あたしは、慌ててメールを確認すると、辻君がメールを送った後に何度も優馬さんからメールが入っていた。
「ーーーーー!!」
特に、地震が起こった直後にメールが殺到していた。
「結構、地震が大きかったから心配したんだ」
「ごめんなさい……………でも、大丈夫だから」
あたしは素直に謝ると、優馬さんはもう一度、優しく抱き締める。
「良かった……………」
優馬さんの安心した声が耳元で響く。
辻君に抱き締められるのと違って、やっぱり優馬さんに抱き締めらると、ほっとして涙が溢れてきてしまう。
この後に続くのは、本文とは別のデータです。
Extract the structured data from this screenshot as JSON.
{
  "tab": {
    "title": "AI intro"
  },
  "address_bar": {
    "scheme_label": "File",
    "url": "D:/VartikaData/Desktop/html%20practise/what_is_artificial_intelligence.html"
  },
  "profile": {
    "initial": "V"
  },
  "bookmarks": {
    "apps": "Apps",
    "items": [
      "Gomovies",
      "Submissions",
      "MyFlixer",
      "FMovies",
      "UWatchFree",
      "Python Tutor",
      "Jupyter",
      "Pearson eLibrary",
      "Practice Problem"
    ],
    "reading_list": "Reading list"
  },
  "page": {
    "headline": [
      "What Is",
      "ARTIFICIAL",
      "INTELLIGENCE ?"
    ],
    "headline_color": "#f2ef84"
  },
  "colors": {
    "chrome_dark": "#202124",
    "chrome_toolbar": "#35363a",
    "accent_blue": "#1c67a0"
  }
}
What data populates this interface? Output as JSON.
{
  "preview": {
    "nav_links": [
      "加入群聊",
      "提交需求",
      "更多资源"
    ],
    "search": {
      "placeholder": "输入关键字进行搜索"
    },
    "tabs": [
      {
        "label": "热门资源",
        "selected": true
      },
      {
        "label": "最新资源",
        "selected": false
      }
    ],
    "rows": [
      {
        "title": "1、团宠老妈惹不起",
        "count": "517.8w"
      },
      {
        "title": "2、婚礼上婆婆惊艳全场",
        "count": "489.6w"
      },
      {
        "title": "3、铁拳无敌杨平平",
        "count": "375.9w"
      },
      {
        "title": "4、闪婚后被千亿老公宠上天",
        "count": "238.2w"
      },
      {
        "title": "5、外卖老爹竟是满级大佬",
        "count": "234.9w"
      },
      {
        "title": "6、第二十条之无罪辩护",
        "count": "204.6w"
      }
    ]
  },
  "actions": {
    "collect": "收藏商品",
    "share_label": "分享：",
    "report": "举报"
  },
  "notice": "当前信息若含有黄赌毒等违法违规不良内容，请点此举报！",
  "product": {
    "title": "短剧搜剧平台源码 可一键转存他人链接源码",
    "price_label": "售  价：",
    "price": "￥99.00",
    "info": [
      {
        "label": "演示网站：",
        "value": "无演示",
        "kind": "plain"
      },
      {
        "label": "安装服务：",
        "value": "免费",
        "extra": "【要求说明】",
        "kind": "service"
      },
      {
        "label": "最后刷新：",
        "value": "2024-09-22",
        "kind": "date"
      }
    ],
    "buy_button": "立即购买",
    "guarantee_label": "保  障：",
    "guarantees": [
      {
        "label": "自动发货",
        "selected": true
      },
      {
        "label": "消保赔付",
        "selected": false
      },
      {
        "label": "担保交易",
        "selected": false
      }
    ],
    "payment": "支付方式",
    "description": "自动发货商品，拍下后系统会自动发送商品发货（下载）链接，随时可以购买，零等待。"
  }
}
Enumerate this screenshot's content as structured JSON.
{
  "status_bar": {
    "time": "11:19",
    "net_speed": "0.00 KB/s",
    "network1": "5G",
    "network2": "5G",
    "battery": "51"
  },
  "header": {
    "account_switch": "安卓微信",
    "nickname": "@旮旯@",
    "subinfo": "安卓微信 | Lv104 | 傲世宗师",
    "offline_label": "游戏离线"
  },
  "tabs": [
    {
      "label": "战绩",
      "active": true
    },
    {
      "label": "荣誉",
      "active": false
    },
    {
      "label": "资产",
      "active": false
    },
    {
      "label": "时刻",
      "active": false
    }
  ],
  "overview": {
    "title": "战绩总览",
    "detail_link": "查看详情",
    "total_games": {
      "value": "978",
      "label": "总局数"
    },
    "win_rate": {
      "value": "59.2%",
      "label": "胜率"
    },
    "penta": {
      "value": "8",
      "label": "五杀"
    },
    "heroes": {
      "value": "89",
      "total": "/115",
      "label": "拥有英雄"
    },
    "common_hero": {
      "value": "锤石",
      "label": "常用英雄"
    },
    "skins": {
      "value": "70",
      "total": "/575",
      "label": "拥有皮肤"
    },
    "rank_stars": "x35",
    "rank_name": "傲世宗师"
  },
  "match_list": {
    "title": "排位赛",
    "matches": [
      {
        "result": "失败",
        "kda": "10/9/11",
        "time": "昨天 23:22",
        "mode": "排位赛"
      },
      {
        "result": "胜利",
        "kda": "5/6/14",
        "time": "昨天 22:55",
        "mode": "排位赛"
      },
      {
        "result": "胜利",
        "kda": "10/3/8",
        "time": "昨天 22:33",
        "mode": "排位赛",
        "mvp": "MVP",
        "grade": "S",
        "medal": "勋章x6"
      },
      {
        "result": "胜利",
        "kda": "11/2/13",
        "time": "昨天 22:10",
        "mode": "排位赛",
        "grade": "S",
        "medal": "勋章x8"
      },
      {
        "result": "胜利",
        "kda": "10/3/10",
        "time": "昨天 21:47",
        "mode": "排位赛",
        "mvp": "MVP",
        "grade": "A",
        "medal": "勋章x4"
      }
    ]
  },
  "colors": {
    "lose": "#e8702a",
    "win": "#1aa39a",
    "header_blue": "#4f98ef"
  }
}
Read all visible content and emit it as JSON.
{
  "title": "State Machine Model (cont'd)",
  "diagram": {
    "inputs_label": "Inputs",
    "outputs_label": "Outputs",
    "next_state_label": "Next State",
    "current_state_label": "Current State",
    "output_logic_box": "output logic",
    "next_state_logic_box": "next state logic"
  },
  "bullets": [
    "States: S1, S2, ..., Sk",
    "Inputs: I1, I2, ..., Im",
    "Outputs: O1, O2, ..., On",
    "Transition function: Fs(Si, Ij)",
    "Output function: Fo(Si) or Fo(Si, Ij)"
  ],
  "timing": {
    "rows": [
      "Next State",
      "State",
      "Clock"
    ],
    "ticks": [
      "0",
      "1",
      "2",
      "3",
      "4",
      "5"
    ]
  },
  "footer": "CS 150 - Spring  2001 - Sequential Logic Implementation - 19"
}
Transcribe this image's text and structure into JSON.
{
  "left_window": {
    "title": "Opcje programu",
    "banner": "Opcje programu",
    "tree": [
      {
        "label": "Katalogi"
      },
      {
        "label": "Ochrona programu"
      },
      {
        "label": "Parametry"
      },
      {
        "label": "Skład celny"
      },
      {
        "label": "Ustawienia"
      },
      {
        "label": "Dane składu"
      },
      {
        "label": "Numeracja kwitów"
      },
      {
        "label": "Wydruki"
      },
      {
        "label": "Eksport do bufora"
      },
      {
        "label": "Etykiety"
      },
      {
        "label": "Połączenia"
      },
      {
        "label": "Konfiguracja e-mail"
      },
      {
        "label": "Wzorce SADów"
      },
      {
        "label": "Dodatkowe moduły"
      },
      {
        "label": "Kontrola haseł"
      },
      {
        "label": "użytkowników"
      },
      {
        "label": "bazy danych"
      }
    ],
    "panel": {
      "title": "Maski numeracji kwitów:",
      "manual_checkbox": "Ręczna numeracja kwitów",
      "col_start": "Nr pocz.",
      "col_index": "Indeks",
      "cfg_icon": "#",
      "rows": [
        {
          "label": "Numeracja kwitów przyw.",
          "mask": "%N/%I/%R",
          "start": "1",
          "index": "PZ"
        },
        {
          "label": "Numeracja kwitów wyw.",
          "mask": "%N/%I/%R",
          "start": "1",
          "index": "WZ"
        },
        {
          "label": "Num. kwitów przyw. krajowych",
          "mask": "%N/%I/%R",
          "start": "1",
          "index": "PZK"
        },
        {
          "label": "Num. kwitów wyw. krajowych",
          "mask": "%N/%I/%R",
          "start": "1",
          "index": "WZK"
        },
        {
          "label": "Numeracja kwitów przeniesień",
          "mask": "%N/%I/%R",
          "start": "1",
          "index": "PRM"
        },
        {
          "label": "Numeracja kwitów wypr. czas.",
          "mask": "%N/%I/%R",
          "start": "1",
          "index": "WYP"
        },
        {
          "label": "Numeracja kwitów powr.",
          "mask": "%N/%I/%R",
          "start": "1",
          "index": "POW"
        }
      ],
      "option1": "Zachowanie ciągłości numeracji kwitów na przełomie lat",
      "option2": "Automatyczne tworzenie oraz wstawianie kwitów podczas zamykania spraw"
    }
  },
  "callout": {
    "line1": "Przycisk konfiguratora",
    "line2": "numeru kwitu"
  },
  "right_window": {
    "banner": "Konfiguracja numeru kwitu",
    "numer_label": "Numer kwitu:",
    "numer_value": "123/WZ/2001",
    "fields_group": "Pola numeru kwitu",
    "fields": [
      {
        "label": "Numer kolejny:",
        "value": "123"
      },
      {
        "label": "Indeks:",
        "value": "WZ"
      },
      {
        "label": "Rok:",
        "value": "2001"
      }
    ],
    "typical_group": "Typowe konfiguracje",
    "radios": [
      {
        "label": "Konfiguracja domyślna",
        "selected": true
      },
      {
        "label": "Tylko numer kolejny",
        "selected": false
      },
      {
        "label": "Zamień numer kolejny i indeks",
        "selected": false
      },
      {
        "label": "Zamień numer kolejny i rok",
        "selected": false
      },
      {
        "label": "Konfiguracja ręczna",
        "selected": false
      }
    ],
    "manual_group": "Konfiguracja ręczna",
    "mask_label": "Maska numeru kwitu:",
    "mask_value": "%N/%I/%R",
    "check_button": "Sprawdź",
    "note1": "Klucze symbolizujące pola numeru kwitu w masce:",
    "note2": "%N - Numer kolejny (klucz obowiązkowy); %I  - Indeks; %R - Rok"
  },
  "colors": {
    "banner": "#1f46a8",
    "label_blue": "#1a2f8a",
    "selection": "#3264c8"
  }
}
あたし達を黙って見ていた辻君は、呆れた顔で口を開いた。
「何だよ……俺のことは無視かよ」
「辻、お前な………勝手に陽……西野と単独行動するとかなしだからな!」
優馬さんは、キツく辻君を睨みつける。
「………顔色変えるほど、陽向のこと心配してたのはわかったけど、俺が陽向のこと守るから、先生は灯野先生のこと守ってやれよ」
辻君があたしの腕を掴む。
「灯野先生より西野のこと守るほうが、俺には大切なことなんだけどな」
「ーーーーー!!」
優馬さんと灯野先生の言っていることの食い違いに、あたしは動揺してしまう。
「は!?今更、何言ってるんだよ…………」
辻君は、優馬さんを睨みつける。
「辻こそ、もう西野のことは諦めろ」
「なっ…………………!?」
2人が言い合いを始めたので、
「ちょ、ちょっと、近所迷惑になるから………」
ハラハラしていると、騒ぎに気づいたのかお母さんが家から出てきた。
「あらあら、辻君も優馬さんも家の前で何騒いでるの?」
「お母さん……ごめん」
「お父さんも遅くなるみたいだから、とりあえず、2人とも家に上がってもらったら?話も終わりそうもないし」
「えっ、でも……………」
困った顔をしたけど、お母さんはさっさと2人を招き入れた。
「2人とも、そこに座って」
家に入ると、お母さんの指示で優馬さんと辻君にソファーに座ってもらう。
結婚してることは別としても、辻君にあたし達の関係を知られてしまったこと、お母さんにバレてしまうかも知れない。
あたしは恐る恐る、向かいのソファーに座る。
「で?家の前で何を騒いでいたの?」
お母さんの質問に、辻君が口を開く。
「おばさんは知ってますか?杉浦先生と陽向の関係………?」
「え?」
「杉浦先生のこと名前で呼んでいたから、もしかして知っているんじゃないかと思って」
「ーーーーーーー!!」
お母さんはうっかり名前で呼んでいたことに今頃、気づいたのたのか眉をひそめた。
「先生の元婚約者が、よりを戻したいみたいだから、陽向の為にも先生と別れたほうがいいって言ってるんだけど……おばさんはどう思いますか?」
「こ、こ、婚約者って………陽向は知ってたの!?」
お母さんは、驚きのあまり声が裏返ってしまっていた。
「相手が、お、同じ学校の先生なんだけど、つ、つい最近、あたしも知って……………………」
どう言ったらいいかわからず、上手く言葉が出ない。
「優馬……杉浦先生、どういう事なのか説明してちょうだい!」
お母さんは、厳し視線で優馬さんをみた。
「………婚約者って言っても、元婚約者で、もう終わってることなので………………」
「よく言うよ、灯野先生のこと嫌いで婚約者破棄したわけじゃないんだろ?灯野先生だって、まだ婚約指輪を大事そうに持ってるし、いつ、やけぼっくりに火がつくか」
辻君は、挑発的に優馬さんに視線を向ける。
「陽向と結婚する時、何も言わーーーーー」
お母さんが、結婚のことを口に出してしまった頃には、もう遅い。
「ひ、陽向と杉浦先生が、け、け、結婚してる……………………!?」
驚きのあまり、辻君は目を丸くすると金魚のように口をパクパクさせるのだった。